O potencial de escala da Cousera é impulsionado por um modelo de negócios comercial, mas mesmo no caso de MOOCs sem fins lucrativos, a necessidade de trabalhar em escala global afeta profundamente a autonomia dos professores para projetar cursos de acordo com suas próprias diretrizes de treinamento.

Por exemplo, a edX é a maior empresa MOOC sem fins lucrativos.
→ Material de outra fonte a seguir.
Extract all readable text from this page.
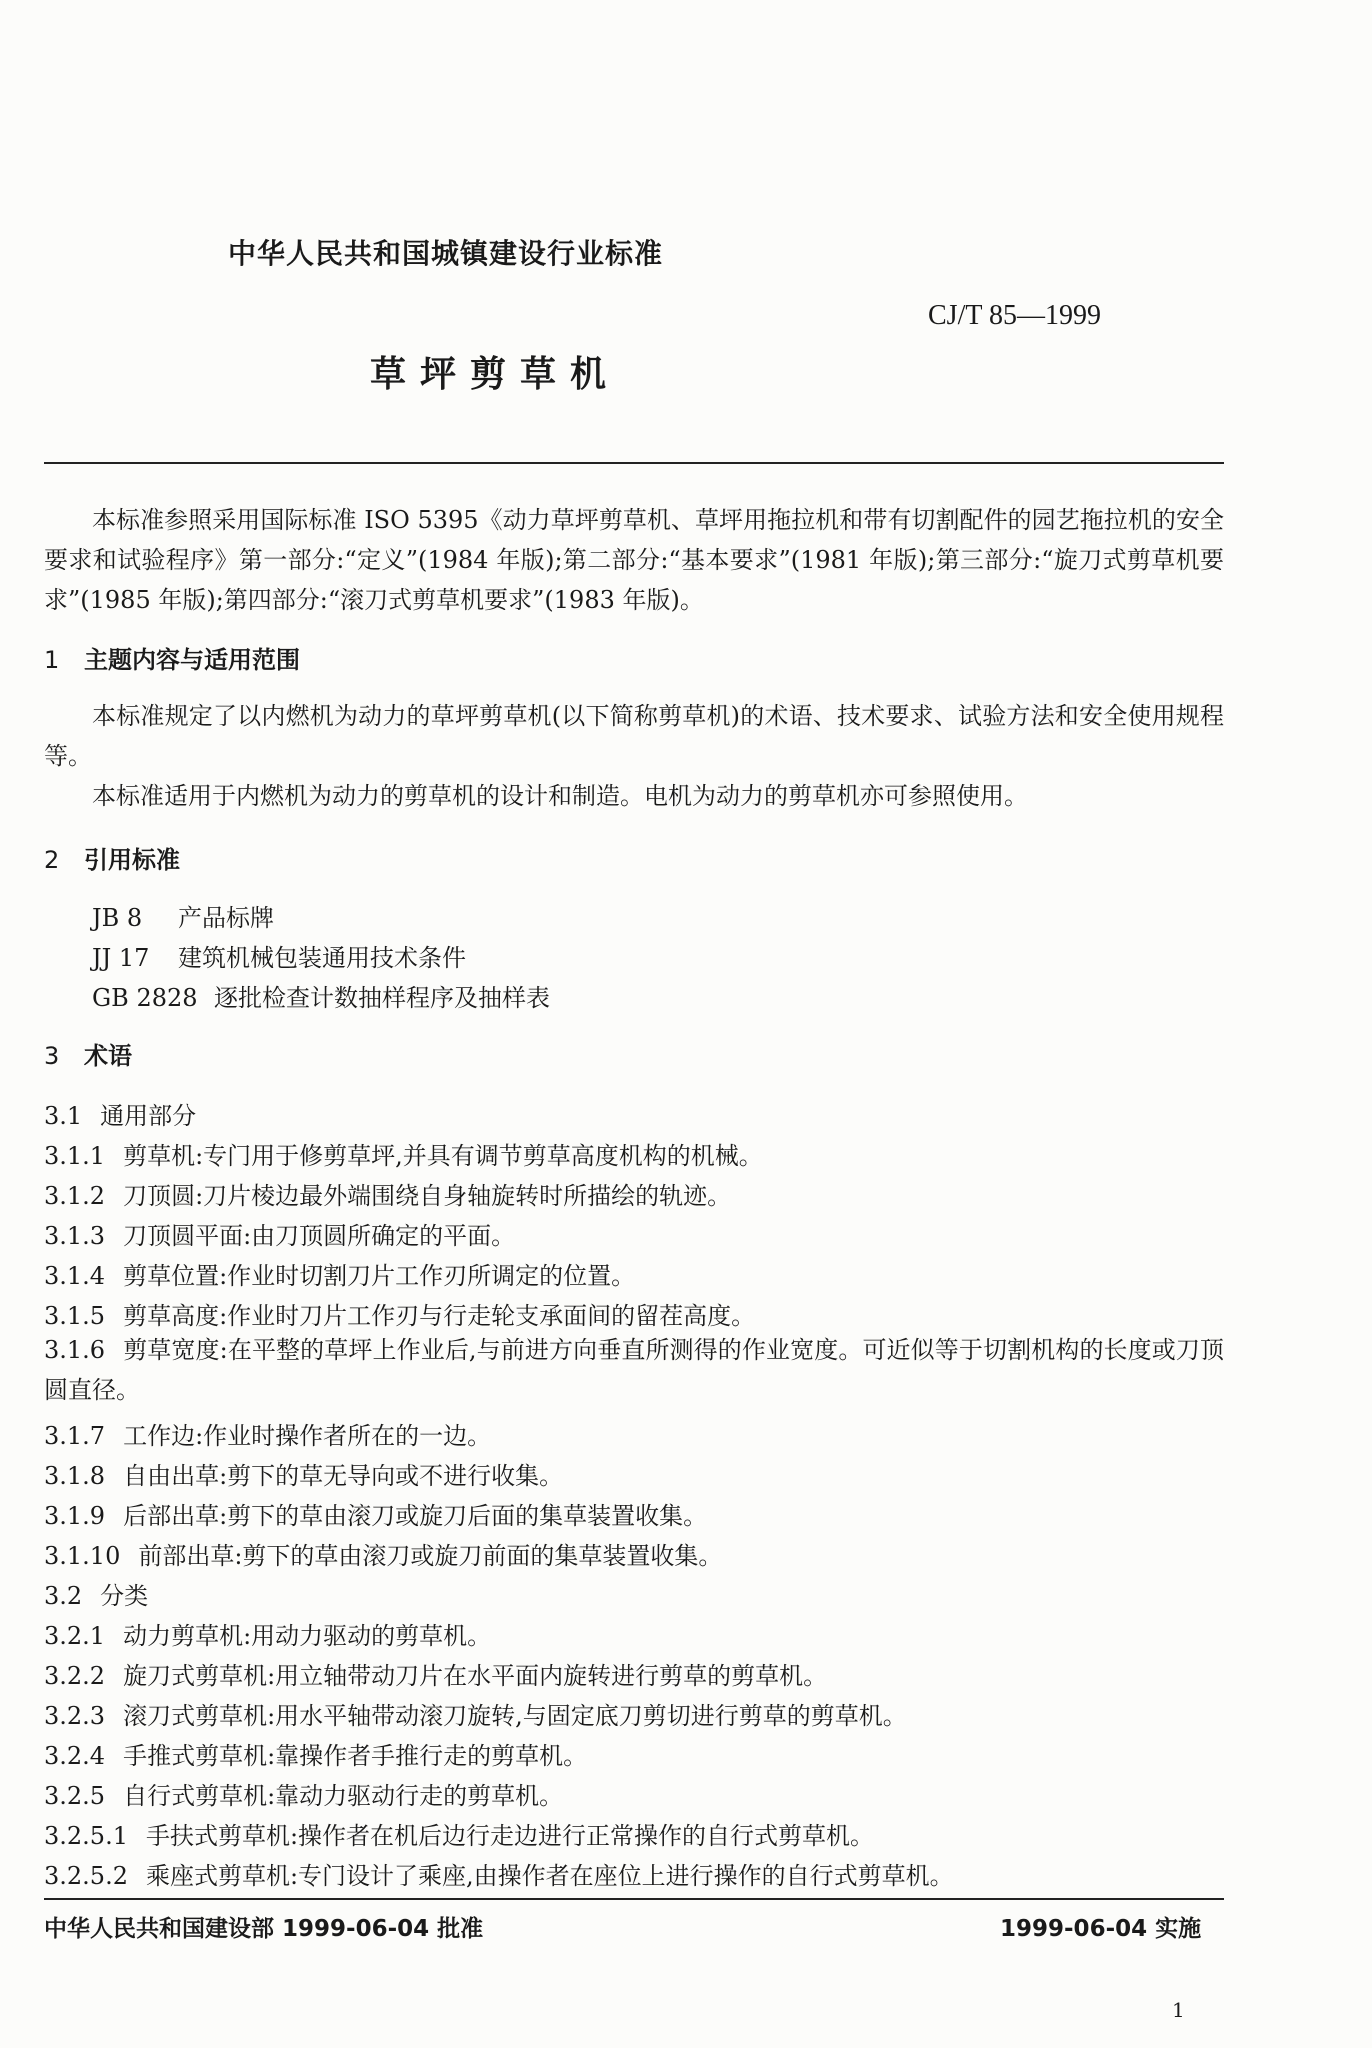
中华人民共和国城镇建设行业标准
CJ/T 85—1999
草坪剪草机
本标准参照采用国际标准 ISO 5395《动力草坪剪草机、草坪用拖拉机和带有切割配件的园艺拖拉机的安全要求和试验程序》第一部分:“定义”(1984 年版);第二部分:“基本要求”(1981 年版);第三部分:“旋刀式剪草机要求”(1985 年版);第四部分:“滚刀式剪草机要求”(1983 年版)。
1 主题内容与适用范围
本标准规定了以内燃机为动力的草坪剪草机(以下简称剪草机)的术语、技术要求、试验方法和安全使用规程等。
本标准适用于内燃机为动力的剪草机的设计和制造。电机为动力的剪草机亦可参照使用。
2 引用标准
JB 8 产品标牌
JJ 17 建筑机械包装通用技术条件
GB 2828 逐批检查计数抽样程序及抽样表
3 术语
3.1 通用部分
3.1.1 剪草机:专门用于修剪草坪,并具有调节剪草高度机构的机械。
3.1.2 刀顶圆:刀片棱边最外端围绕自身轴旋转时所描绘的轨迹。
3.1.3 刀顶圆平面:由刀顶圆所确定的平面。
3.1.4 剪草位置:作业时切割刀片工作刃所调定的位置。
3.1.5 剪草高度:作业时刀片工作刃与行走轮支承面间的留茬高度。
3.1.6 剪草宽度:在平整的草坪上作业后,与前进方向垂直所测得的作业宽度。可近似等于切割机构的长度或刀顶圆直径。
3.1.7 工作边:作业时操作者所在的一边。
3.1.8 自由出草:剪下的草无导向或不进行收集。
3.1.9 后部出草:剪下的草由滚刀或旋刀后面的集草装置收集。
3.1.10 前部出草:剪下的草由滚刀或旋刀前面的集草装置收集。
3.2 分类
3.2.1 动力剪草机:用动力驱动的剪草机。
3.2.2 旋刀式剪草机:用立轴带动刀片在水平面内旋转进行剪草的剪草机。
3.2.3 滚刀式剪草机:用水平轴带动滚刀旋转,与固定底刀剪切进行剪草的剪草机。
3.2.4 手推式剪草机:靠操作者手推行走的剪草机。
3.2.5 自行式剪草机:靠动力驱动行走的剪草机。
3.2.5.1 手扶式剪草机:操作者在机后边行走边进行正常操作的自行式剪草机。
3.2.5.2 乘座式剪草机:专门设计了乘座,由操作者在座位上进行操作的自行式剪草机。
中华人民共和国建设部 1999-06-04 批准	1999-06-04 实施
1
Ao contrário do Coursera, a edX inicialmente resistiu ao impulso dos capitalistas de risco para expandir e obter lucros rápidos, o que permitiu que ela se concentrasse em experimentar e colaborar com educadores para desenvolver um ambiente online sustentável.

No entanto, ele demonstrou em seu estudo etnográfico sobre as práticas da edX que, em poucos anos, os "arquitetos da edX" aumentaram a pressão para aumentar a escalabilidade da plataforma e a padronização global.

Enquanto isso, os educadores e administradores universitários envolvidos viram um declínio progressivo em sua "capacidade de definir a agenda e orientar o curso do software").

Os arquitetos do sistema edX admitem que lutam com a dupla necessidade de satisfazer seus clientes e atender às demandas da comunidade mais ampla (por exemplo, a comunidade de código aberto e pesquisadores).

A questão da responsabilidade

Finalmente, o terceiro valor público em discussão é a responsabilidade: o papel das instituições independentes de credenciamento e certificação na proteção do valor dos créditos e qualificações educacionais.

Em grande medida, a regulamentação dos padrões de qualidade na educação ainda é gerida por agências nacionais e, especialmente na Europa, por instituições governamentais sujeitas ao controle democrático.

A plataformização, em um mundo conectado, pode levar à privatização dos sistemas de certificação e acreditação.

O Coursera está, de certa forma, interessado em estabelecer padrões internacionais para créditos e exames; assim como o Facebook pretende oferecer um padrão para verificação de identidade, o Coursera pretende conquistar a posição de gatekeeper no setor de credenciamento e certificação.

Como o Coursera opera em escala global, enquanto muitos esquemas de credenciamento ainda são regidos por agências nacionais ou supranacionais (europeias), existe um mercado potencialmente lucrativo.

Uber e Airbnb provaram que podem desestabilizar setores inteiros lutando contra conflitos regulatórios em nível nacional ou local; ao estabelecer seu próprio sistema de acreditação, o Coursera poderia facilmente burlar a legislação vigente e, consequentemente, comprometer a governança do setor público.